Depuis l’identification de la cause (3), de nouveaux tests contribuant au diagnostic sont désormais disponibles.

Le diagnostic de myopathie atypique repose sur les quatre étapes clés de toute démarche diagnostique :

 

1. La récolte de l’anamnèse

L’accès à la pâture est la condition sine qua non pour inclure la myopathie atypique dans le diagnostic. En effet, l’intoxication est intimement liée au pâturage avec 99.8% des chevaux en prairie lors de l’apparition des signes d’intoxication (i.e. plus de 6 h par jour à la pâture (4))(5). Les 0,2% restant étaient au box depuis moins d’une semaine ce qui implique qu’ils avaient eu la possibilité d’être en contact avec la toxine. Jusqu’à présent, aucun cas de notre base de données n’a été confirmé par dosage sanguin d’HGA et/ ou de MCPA-carnitine chez des chevaux qui n’avaient pas d’accès à la pâture et/ou au paddock (données non publiées)(5).

De plus, la présence de plusieurs facteurs de risque peuvent accroitre la suspicion de myopathie atypique comme la présence d’arbres (en particulier des érables sycomores) de bois mort ou encore de feuilles mortes (liste non exhaustive).

2. La réalisation d’un examen clinique

La pigmenturie constitue un des signes les plus spécifiques de la myopathie atypique sans être pathognomonique : lorsqu’il est présent, la présomption de myopathie atypique est fortement augmentée. Son absence ne permet pas non plus d’exclure la myopathie atypique car l’assombrissement de l’urine requiert un certain délai. Les autres signes cliniques permettent de renforcer la suspicion diagnostic.

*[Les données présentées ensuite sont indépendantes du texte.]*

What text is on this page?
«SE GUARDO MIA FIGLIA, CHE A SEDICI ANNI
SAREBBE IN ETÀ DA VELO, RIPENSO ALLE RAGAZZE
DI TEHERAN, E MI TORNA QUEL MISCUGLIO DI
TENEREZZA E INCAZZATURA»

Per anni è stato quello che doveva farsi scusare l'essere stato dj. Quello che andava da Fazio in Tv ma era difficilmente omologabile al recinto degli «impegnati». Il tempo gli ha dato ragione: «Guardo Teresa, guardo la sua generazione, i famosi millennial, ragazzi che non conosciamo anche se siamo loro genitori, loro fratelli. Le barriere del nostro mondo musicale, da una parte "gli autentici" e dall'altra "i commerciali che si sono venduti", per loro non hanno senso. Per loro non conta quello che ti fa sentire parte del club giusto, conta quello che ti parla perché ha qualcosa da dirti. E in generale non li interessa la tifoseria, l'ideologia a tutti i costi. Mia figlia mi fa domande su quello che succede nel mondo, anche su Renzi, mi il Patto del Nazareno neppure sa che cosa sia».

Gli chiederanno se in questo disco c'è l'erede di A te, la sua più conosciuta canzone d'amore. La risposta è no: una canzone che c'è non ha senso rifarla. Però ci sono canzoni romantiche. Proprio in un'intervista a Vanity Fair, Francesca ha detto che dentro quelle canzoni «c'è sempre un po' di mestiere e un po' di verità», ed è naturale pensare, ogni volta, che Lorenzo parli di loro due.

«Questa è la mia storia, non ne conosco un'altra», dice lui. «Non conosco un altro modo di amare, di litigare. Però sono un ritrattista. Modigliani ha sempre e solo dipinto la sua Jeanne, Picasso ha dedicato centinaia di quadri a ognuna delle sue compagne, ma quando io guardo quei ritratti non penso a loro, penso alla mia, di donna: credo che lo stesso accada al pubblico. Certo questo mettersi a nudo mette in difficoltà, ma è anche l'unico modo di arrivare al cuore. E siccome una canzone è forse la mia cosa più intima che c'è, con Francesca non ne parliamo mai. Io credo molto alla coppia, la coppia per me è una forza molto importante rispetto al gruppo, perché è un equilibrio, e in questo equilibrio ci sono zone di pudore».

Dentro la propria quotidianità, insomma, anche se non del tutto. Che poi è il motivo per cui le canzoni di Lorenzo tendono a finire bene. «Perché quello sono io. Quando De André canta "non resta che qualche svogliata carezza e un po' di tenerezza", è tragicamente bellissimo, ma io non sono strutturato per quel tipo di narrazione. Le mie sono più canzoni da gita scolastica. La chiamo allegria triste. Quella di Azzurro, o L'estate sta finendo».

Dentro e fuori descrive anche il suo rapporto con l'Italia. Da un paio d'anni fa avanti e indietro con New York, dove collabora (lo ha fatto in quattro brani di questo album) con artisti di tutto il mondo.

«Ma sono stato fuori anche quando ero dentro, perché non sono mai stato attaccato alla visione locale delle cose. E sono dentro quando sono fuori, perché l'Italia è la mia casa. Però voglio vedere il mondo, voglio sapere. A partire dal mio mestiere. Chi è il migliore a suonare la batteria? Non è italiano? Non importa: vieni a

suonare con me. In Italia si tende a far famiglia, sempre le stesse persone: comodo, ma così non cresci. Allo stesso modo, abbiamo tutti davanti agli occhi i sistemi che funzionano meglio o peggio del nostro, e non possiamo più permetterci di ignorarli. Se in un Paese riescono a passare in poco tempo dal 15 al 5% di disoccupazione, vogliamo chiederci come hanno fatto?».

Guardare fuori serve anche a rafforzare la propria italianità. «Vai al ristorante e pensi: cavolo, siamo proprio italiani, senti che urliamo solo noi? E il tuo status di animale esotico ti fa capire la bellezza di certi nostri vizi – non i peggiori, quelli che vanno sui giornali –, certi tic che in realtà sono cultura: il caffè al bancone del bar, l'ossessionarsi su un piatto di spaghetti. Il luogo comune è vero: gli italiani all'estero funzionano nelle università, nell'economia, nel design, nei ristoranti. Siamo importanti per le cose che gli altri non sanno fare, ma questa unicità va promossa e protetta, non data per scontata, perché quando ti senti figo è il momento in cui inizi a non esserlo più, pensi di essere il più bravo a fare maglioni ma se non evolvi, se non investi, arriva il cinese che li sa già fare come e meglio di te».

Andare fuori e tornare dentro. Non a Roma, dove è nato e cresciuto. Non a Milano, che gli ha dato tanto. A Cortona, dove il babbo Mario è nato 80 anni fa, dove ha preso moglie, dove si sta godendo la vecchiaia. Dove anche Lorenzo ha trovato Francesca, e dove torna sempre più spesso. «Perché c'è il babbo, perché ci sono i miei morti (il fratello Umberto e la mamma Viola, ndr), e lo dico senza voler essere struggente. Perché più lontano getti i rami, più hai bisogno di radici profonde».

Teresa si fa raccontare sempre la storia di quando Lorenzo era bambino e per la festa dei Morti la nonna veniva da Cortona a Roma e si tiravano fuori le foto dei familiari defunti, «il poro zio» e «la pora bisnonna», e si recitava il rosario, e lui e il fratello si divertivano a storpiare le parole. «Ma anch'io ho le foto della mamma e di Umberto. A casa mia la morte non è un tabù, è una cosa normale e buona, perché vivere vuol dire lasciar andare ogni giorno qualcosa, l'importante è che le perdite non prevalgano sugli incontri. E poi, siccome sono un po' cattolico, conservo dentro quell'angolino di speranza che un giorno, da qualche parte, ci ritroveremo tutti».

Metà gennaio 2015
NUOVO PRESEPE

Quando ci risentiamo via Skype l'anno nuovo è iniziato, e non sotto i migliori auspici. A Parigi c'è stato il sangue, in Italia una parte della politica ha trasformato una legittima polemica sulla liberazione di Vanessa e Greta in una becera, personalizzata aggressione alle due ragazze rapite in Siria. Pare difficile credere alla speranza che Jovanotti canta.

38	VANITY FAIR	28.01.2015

3. La réalisation d’analyses de laboratoire

L’activité sérique de la créatine kinase (CK) (une enzyme présentes dans les muscles) est généralement augmentée parfois de l’ordre de centaine de mille, voire de millions (6, 7) alors qu’in suffit d’une augmentation supérieures ou égales à 10 000 UI/l pour considérer que la dégradation des muscles (myolyse) est significative (8). Néanmoins, lorsque la mesure de l’activité des CK est précoce, elle peut sembler dans les normes hautes. En effet, un délai est nécessaire entre la myolyse et l’apparition de l’augmentation de l’activité des CK au niveau sanguin : une seconde prise de sang réalisée quelques heures après révèle alors une augmentation sévère des CK.

4. Le recourt à des examens particuliers

Des dosages sanguins d’hypoglycine A et de son métabolite toxique, l’acide méthylcyclopropylacétique (MCPA), trouvé sous forme de MCPA-carnitine sont disponibles dans certains laboratoires. Cependant, les compagnons de pâture ne présentant pas de signes cliniques peuvent aussi en avoir dans le sang. Il n’existe donc pas à ce jour de corrélation entre le taux d’HGA ou de MCPA et l’apparition de signes cliniques (9,10).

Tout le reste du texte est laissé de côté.